Sat. Jul 27th, 2024

Adding salt to your meals can boost kidney disease risk up to 11 percent

Although diabetes and high blood pressure are considered the most common causes of chronic kidney disease, new research finds that routinely adding salt to your meals can raise your chance of developing the condition as much as 11 percent.

Chronic kidney disease afflicts about 37 million adults in the United States, according to data from the Centers for Disease Control and Prevention. The illness, which usually develops slowly, ultimately leaves a person’s two kidneys unable to adequately filter excess waste and water from the body’s blood supply. This can lead to other health problems.

If the disease progresses to total kidney failure, dialysis or a kidney transplant may be needed. The study, published in the journal JAMA Network Open, involved 465,288 people, ages 37 to 73, who did not have kidney disease at the start of the study and whose health and eating habits were tracked for more than a dozen years. In that time, 22,031 participants developed kidney disease.

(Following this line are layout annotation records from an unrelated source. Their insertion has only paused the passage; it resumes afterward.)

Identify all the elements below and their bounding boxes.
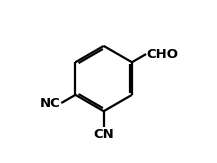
Text: NC: NC (40, 96, 61, 110)
Text: CN: CN (93, 128, 114, 141)
Text: CHO: CHO (146, 48, 178, 61)
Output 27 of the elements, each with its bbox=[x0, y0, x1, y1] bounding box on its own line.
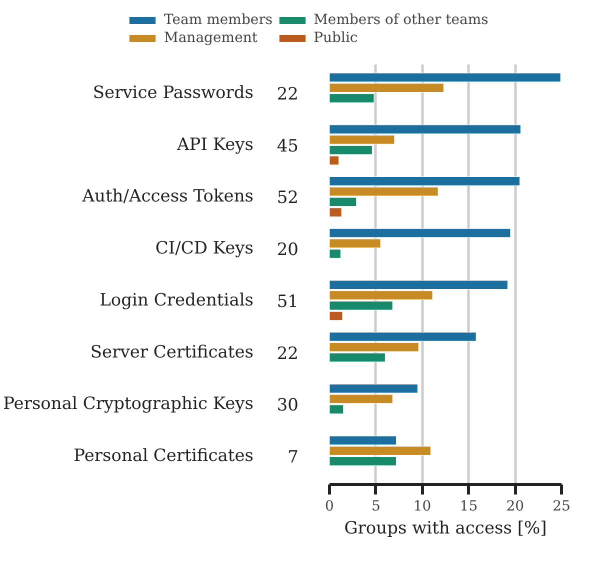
y-tick-label: Personal Cryptographic Keys bbox=[3, 394, 254, 414]
x-tick-label: 10 bbox=[413, 498, 432, 514]
x-tick-label: 15 bbox=[460, 498, 478, 514]
y-tick-label: Login Credentials bbox=[100, 290, 254, 310]
x-tick-label: 5 bbox=[371, 498, 380, 514]
y-tick-label: CI/CD Keys bbox=[155, 238, 254, 259]
text: 30 bbox=[276, 396, 299, 416]
text: 51 bbox=[276, 292, 299, 312]
y-tick-label: Personal Certificates bbox=[74, 446, 254, 466]
legend-label: Members of other teams bbox=[314, 12, 488, 28]
text: 45 bbox=[276, 136, 299, 156]
x-tick-label: 20 bbox=[506, 498, 524, 514]
legend-label: Public bbox=[314, 30, 358, 46]
y-tick-label: API Keys bbox=[176, 134, 254, 155]
text: 7 bbox=[288, 447, 299, 468]
legend-label: Team members bbox=[164, 12, 273, 28]
y-tick-label: Server Certificates bbox=[90, 342, 254, 362]
text: 22 bbox=[276, 344, 299, 364]
x-axis-title: Groups with access [%] bbox=[344, 518, 547, 538]
text: 52 bbox=[276, 188, 299, 208]
text: 22 bbox=[276, 84, 299, 105]
y-tick-label: Auth/Access Tokens bbox=[81, 186, 254, 207]
y-tick-label: Service Passwords bbox=[92, 83, 254, 104]
x-tick-label: 25 bbox=[552, 498, 570, 514]
x-tick-label: 0 bbox=[325, 498, 334, 514]
legend-label: Management bbox=[164, 30, 258, 46]
text: 20 bbox=[276, 240, 299, 260]
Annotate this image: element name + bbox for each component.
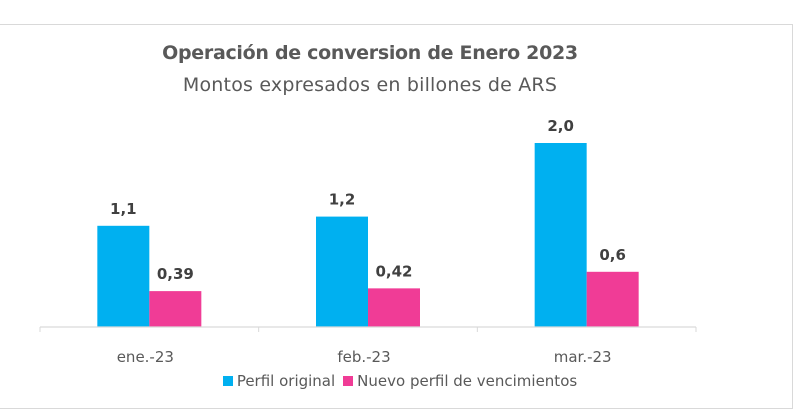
- top-strip: [0, 0, 800, 24]
- legend-item-nuevo-perfil[interactable]: Nuevo perfil de vencimientos: [343, 372, 577, 390]
- data-label: 1,1: [110, 200, 137, 218]
- chart-subtitle: Montos expresados en billones de ARS: [182, 74, 558, 96]
- data-label: 2,0: [547, 117, 574, 135]
- chart-frame: [0, 24, 793, 409]
- data-label: 0,42: [375, 262, 412, 280]
- bar-perfil-original-2[interactable]: [534, 143, 587, 327]
- x-tick-label: feb.-23: [337, 348, 390, 366]
- legend-item-perfil-original[interactable]: Perfil original: [222, 372, 336, 390]
- legend-label: Perfil original: [236, 372, 336, 390]
- data-label: 0,6: [599, 246, 626, 264]
- legend-label: Nuevo perfil de vencimientos: [357, 372, 578, 390]
- bar-nuevo-perfil-1[interactable]: [368, 288, 420, 327]
- chart-title: Operación de conversion de Enero 2023: [162, 42, 578, 64]
- data-label: 0,39: [157, 265, 194, 283]
- x-tick-label: ene.-23: [117, 348, 174, 366]
- bar-perfil-original-0[interactable]: [97, 225, 150, 327]
- data-label: 1,2: [329, 191, 356, 209]
- bar-perfil-original-1[interactable]: [316, 216, 368, 327]
- x-tick-label: mar.-23: [554, 348, 612, 366]
- bar-nuevo-perfil-0[interactable]: [149, 291, 202, 327]
- legend-swatch-perfil-original: [222, 376, 233, 386]
- legend: Perfil original Nuevo perfil de vencimie…: [0, 372, 800, 390]
- legend-swatch-nuevo-perfil: [343, 376, 354, 386]
- bar-nuevo-perfil-2[interactable]: [586, 271, 639, 327]
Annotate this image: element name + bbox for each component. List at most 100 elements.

Overall, the researchers found that the more often study participants added table salt to their food, the more likely they were to develop kidney disease.

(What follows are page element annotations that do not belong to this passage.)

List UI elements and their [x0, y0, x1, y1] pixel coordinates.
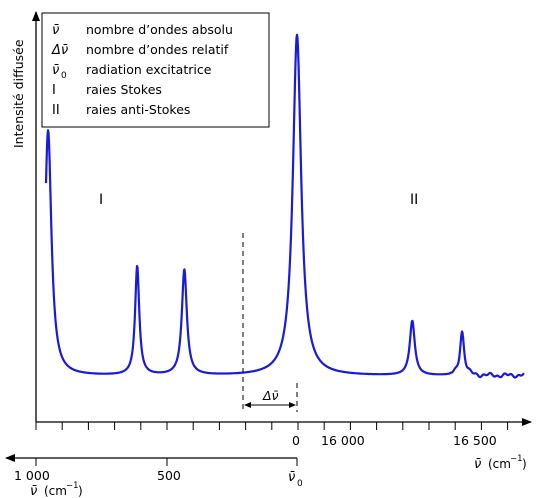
relative-tick-label-500: 500: [157, 468, 181, 483]
absolute-unit-symbol: ν̄: [474, 457, 481, 472]
legend-symbol-excitation-sub: 0: [61, 71, 67, 81]
relative-unit-exp: −1: [66, 481, 79, 491]
relative-unit-close: ): [78, 484, 83, 498]
legend-symbol-relative: Δν̄: [51, 43, 68, 58]
delta-label: Δν̄: [262, 388, 279, 403]
relative-zero-label: 0: [292, 433, 300, 448]
legend: ν̄ nombre d’ondes absolu Δν̄ nombre d’on…: [41, 12, 270, 128]
absolute-tick-label-16500: 16 500: [453, 433, 497, 448]
legend-text-stokes: raies Stokes: [86, 82, 162, 97]
legend-text-absolute: nombre d’ondes absolu: [86, 22, 233, 37]
region-label-stokes: I: [99, 192, 103, 208]
legend-text-excitation: radiation excitatrice: [86, 62, 212, 77]
legend-symbol-excitation: ν̄: [52, 63, 59, 78]
absolute-unit-exp: −1: [510, 454, 523, 464]
legend-box: [41, 12, 270, 128]
relative-unit-text: (cm: [44, 484, 67, 498]
relative-origin-symbol: ν̄: [288, 470, 295, 485]
y-axis-label: Intensité diffusée: [11, 39, 26, 148]
legend-symbol-absolute: ν̄: [52, 23, 59, 38]
absolute-axis-unit: ν̄ (cm −1 ): [474, 454, 527, 472]
legend-symbol-anti-stokes: II: [52, 103, 60, 118]
legend-text-relative: nombre d’ondes relatif: [86, 42, 229, 57]
relative-tick-label-1000: 1 000: [14, 468, 50, 483]
absolute-unit-close: ): [522, 457, 527, 471]
relative-origin-label: ν̄ 0: [288, 470, 303, 489]
relative-axis-unit: ν̄ (cm −1 ): [30, 481, 83, 498]
relative-unit-symbol: ν̄: [30, 484, 37, 498]
region-label-anti-stokes: II: [410, 192, 418, 208]
absolute-tick-label-16000: 16 000: [321, 433, 365, 448]
legend-symbol-stokes: I: [52, 83, 56, 98]
relative-origin-sub: 0: [297, 479, 303, 489]
legend-text-anti-stokes: raies anti-Stokes: [86, 102, 190, 117]
absolute-unit-text: (cm: [488, 457, 511, 471]
raman-spectrum-line: [44, 33, 525, 379]
absolute-axis-ticks: [35, 422, 509, 430]
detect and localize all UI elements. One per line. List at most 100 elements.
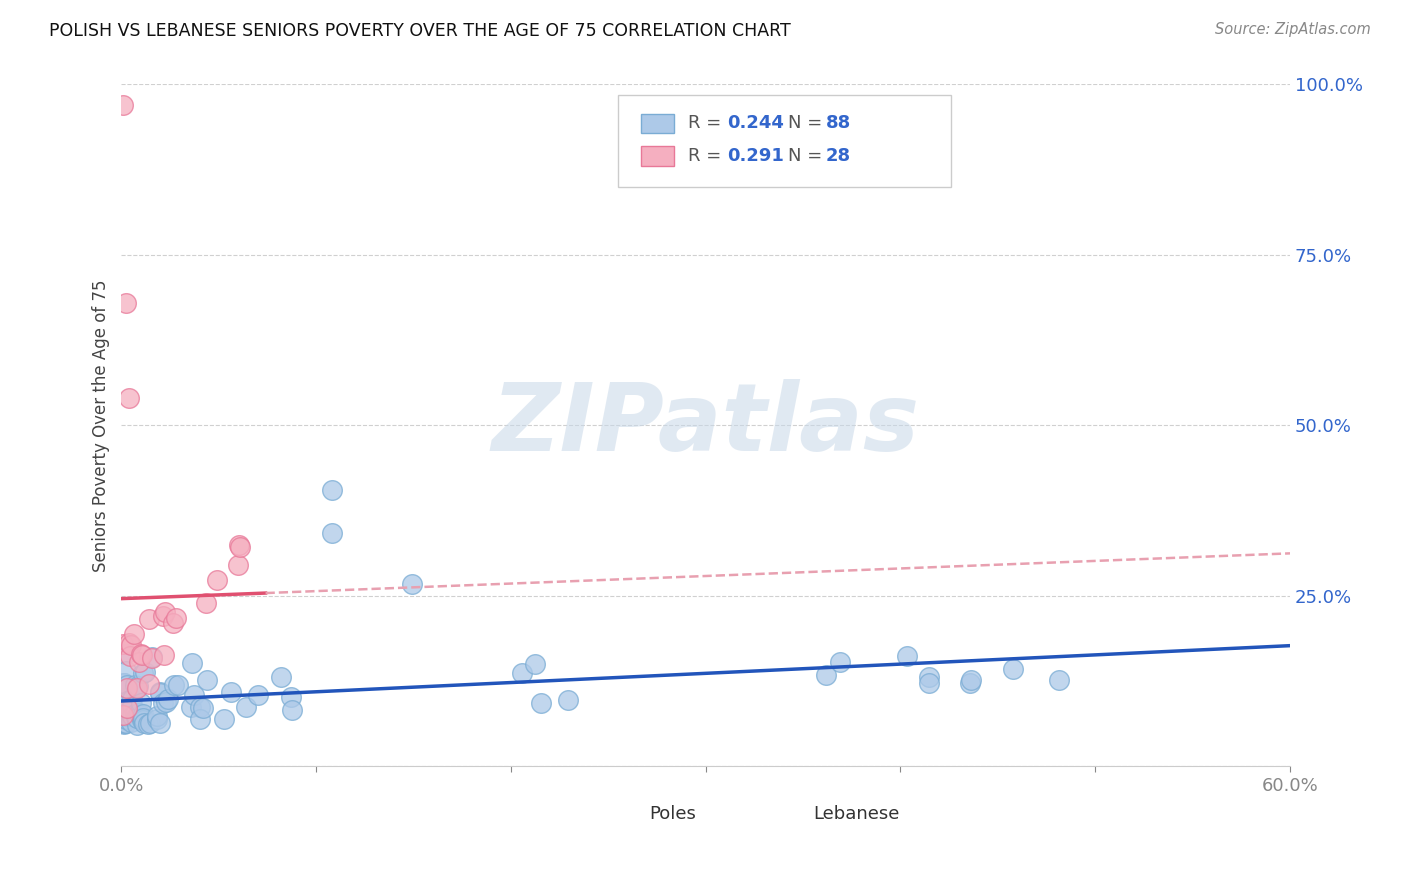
Point bbox=[112, 98, 135, 112]
Point bbox=[321, 483, 343, 497]
Point bbox=[120, 638, 142, 652]
Point bbox=[141, 650, 163, 665]
Point bbox=[124, 627, 146, 641]
Point bbox=[524, 657, 547, 672]
Point bbox=[1047, 673, 1070, 687]
Point bbox=[115, 704, 138, 718]
Point bbox=[124, 707, 146, 722]
Point bbox=[188, 713, 211, 727]
Point bbox=[149, 686, 172, 700]
FancyBboxPatch shape bbox=[619, 95, 950, 186]
Point bbox=[229, 540, 252, 554]
Point bbox=[557, 692, 579, 706]
Text: 28: 28 bbox=[827, 147, 851, 165]
Point bbox=[959, 676, 981, 690]
Point bbox=[132, 713, 155, 727]
Point bbox=[155, 695, 177, 709]
Point bbox=[138, 716, 160, 731]
Point bbox=[814, 667, 837, 681]
Point bbox=[530, 696, 553, 710]
Point bbox=[112, 717, 135, 731]
Point bbox=[918, 676, 941, 690]
FancyBboxPatch shape bbox=[641, 114, 675, 133]
Point bbox=[114, 715, 136, 730]
Point bbox=[127, 681, 149, 695]
Point bbox=[115, 708, 138, 723]
Point bbox=[235, 700, 257, 714]
Point bbox=[149, 685, 172, 699]
Point bbox=[195, 673, 218, 687]
Point bbox=[280, 690, 302, 704]
Point bbox=[124, 678, 146, 692]
Point bbox=[121, 698, 143, 713]
Point bbox=[128, 656, 150, 670]
Text: R =: R = bbox=[688, 147, 727, 165]
Point bbox=[141, 651, 163, 665]
Point bbox=[118, 709, 141, 723]
Point bbox=[510, 665, 533, 680]
Point bbox=[117, 700, 139, 714]
Point bbox=[138, 612, 160, 626]
Point bbox=[114, 647, 136, 661]
Point bbox=[120, 648, 142, 663]
Point bbox=[152, 609, 174, 624]
Point bbox=[134, 665, 156, 680]
Point bbox=[212, 712, 235, 726]
Point bbox=[127, 711, 149, 725]
Point bbox=[117, 696, 139, 710]
Point bbox=[132, 666, 155, 681]
Point bbox=[321, 526, 343, 541]
Point bbox=[148, 715, 170, 730]
Text: R =: R = bbox=[688, 114, 727, 132]
Point bbox=[127, 717, 149, 731]
Point bbox=[139, 715, 162, 730]
Point bbox=[112, 708, 135, 723]
Point bbox=[228, 558, 250, 573]
Point bbox=[129, 647, 152, 661]
Point bbox=[166, 678, 188, 692]
Point bbox=[118, 391, 141, 405]
Point bbox=[152, 696, 174, 710]
Y-axis label: Seniors Poverty Over the Age of 75: Seniors Poverty Over the Age of 75 bbox=[93, 279, 110, 572]
Point bbox=[193, 701, 215, 715]
Point bbox=[114, 715, 136, 730]
Point bbox=[131, 713, 153, 727]
Point bbox=[960, 673, 983, 688]
Point bbox=[162, 616, 184, 631]
Text: ZIPatlas: ZIPatlas bbox=[492, 379, 920, 471]
Point bbox=[153, 648, 176, 663]
Point bbox=[131, 648, 153, 662]
Point bbox=[114, 295, 136, 310]
Point bbox=[138, 677, 160, 691]
Point bbox=[153, 606, 176, 620]
Point bbox=[127, 679, 149, 693]
FancyBboxPatch shape bbox=[612, 803, 641, 826]
Point bbox=[207, 573, 229, 587]
Text: 0.291: 0.291 bbox=[727, 147, 783, 165]
Point bbox=[280, 702, 302, 716]
Point bbox=[112, 637, 135, 651]
Point bbox=[115, 712, 138, 726]
FancyBboxPatch shape bbox=[776, 803, 806, 826]
Point bbox=[114, 696, 136, 710]
Point bbox=[157, 691, 180, 706]
Text: Poles: Poles bbox=[650, 805, 696, 823]
Point bbox=[128, 708, 150, 723]
Text: 88: 88 bbox=[827, 114, 852, 132]
Text: POLISH VS LEBANESE SENIORS POVERTY OVER THE AGE OF 75 CORRELATION CHART: POLISH VS LEBANESE SENIORS POVERTY OVER … bbox=[49, 22, 792, 40]
Point bbox=[120, 715, 142, 730]
Point bbox=[112, 708, 135, 723]
Point bbox=[118, 704, 141, 718]
Point bbox=[165, 611, 187, 625]
Point bbox=[163, 678, 186, 692]
Point bbox=[132, 715, 155, 730]
Point bbox=[918, 670, 941, 684]
Point bbox=[180, 699, 202, 714]
Point bbox=[146, 712, 169, 726]
Point bbox=[401, 577, 423, 591]
Point bbox=[112, 716, 135, 731]
Point bbox=[146, 708, 169, 723]
Point bbox=[188, 699, 211, 714]
Text: N =: N = bbox=[787, 114, 828, 132]
Point bbox=[270, 669, 292, 683]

Compared with participants who rarely or never added extra salt, those who said they sometimes added salt to their food were 4 percent more likely to develop kidney disease, with the risk increasing to 7 percent for those usually adding it and 11 percent for those who said they always added salt to their food.

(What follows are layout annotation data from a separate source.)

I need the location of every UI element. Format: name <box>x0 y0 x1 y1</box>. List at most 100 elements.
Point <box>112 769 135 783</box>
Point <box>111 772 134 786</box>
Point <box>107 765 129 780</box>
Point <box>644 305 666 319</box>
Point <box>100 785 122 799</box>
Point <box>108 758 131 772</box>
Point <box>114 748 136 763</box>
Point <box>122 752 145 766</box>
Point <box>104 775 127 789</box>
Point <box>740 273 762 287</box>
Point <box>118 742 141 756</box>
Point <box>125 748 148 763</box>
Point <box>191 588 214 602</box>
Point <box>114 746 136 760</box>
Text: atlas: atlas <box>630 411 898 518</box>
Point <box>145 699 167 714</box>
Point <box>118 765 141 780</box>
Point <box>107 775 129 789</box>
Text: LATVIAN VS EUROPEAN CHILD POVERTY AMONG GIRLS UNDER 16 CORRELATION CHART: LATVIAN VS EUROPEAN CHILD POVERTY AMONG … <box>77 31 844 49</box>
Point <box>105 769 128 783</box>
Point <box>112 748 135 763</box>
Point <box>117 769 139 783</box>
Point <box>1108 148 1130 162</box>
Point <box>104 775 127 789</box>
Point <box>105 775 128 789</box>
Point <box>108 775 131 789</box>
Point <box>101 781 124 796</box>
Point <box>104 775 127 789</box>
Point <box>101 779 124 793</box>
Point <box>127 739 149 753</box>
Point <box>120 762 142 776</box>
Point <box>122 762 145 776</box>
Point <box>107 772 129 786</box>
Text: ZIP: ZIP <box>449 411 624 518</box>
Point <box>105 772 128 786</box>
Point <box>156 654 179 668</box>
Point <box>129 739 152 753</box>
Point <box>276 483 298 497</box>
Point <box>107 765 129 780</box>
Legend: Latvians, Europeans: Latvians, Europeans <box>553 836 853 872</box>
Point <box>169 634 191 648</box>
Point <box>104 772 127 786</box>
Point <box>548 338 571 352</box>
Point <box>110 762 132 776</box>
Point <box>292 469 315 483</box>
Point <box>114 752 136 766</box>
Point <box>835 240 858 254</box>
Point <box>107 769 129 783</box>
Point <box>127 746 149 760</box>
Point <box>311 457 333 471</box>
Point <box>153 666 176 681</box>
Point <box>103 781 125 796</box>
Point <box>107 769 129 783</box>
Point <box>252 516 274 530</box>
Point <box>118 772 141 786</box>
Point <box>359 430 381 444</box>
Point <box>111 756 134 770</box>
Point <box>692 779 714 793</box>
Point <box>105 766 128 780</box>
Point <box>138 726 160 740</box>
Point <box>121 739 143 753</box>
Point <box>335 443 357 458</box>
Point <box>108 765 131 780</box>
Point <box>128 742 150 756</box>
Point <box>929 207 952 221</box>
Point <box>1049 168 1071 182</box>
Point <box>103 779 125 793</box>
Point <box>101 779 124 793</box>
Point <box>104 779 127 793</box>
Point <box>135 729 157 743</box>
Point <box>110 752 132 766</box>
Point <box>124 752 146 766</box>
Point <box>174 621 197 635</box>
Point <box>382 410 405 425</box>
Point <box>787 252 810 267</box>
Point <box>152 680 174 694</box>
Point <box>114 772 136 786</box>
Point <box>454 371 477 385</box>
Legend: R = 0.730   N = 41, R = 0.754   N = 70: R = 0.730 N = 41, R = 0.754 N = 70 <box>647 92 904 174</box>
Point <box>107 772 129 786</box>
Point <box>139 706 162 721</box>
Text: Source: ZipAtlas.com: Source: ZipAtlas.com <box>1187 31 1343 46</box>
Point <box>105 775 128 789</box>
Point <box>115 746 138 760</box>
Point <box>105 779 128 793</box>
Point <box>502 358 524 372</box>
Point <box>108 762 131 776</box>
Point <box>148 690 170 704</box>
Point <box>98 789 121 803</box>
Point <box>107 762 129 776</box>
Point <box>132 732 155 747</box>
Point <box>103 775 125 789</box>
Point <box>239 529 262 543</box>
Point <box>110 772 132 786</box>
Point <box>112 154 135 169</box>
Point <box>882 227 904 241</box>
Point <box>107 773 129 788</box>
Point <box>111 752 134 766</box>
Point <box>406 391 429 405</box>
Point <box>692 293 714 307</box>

“Reducing the frequency of adding salt to foods at the table,” the researchers wrote, “might be a valuable strategy to lower [chronic kidney disease] risk in the general population.” In other words, put down the salt shaker.

This article is part of The Post’s “Big Number” series, which takes a brief look at the statistical aspect of health issues. Additional information and relevant research are available through the hyperlinks.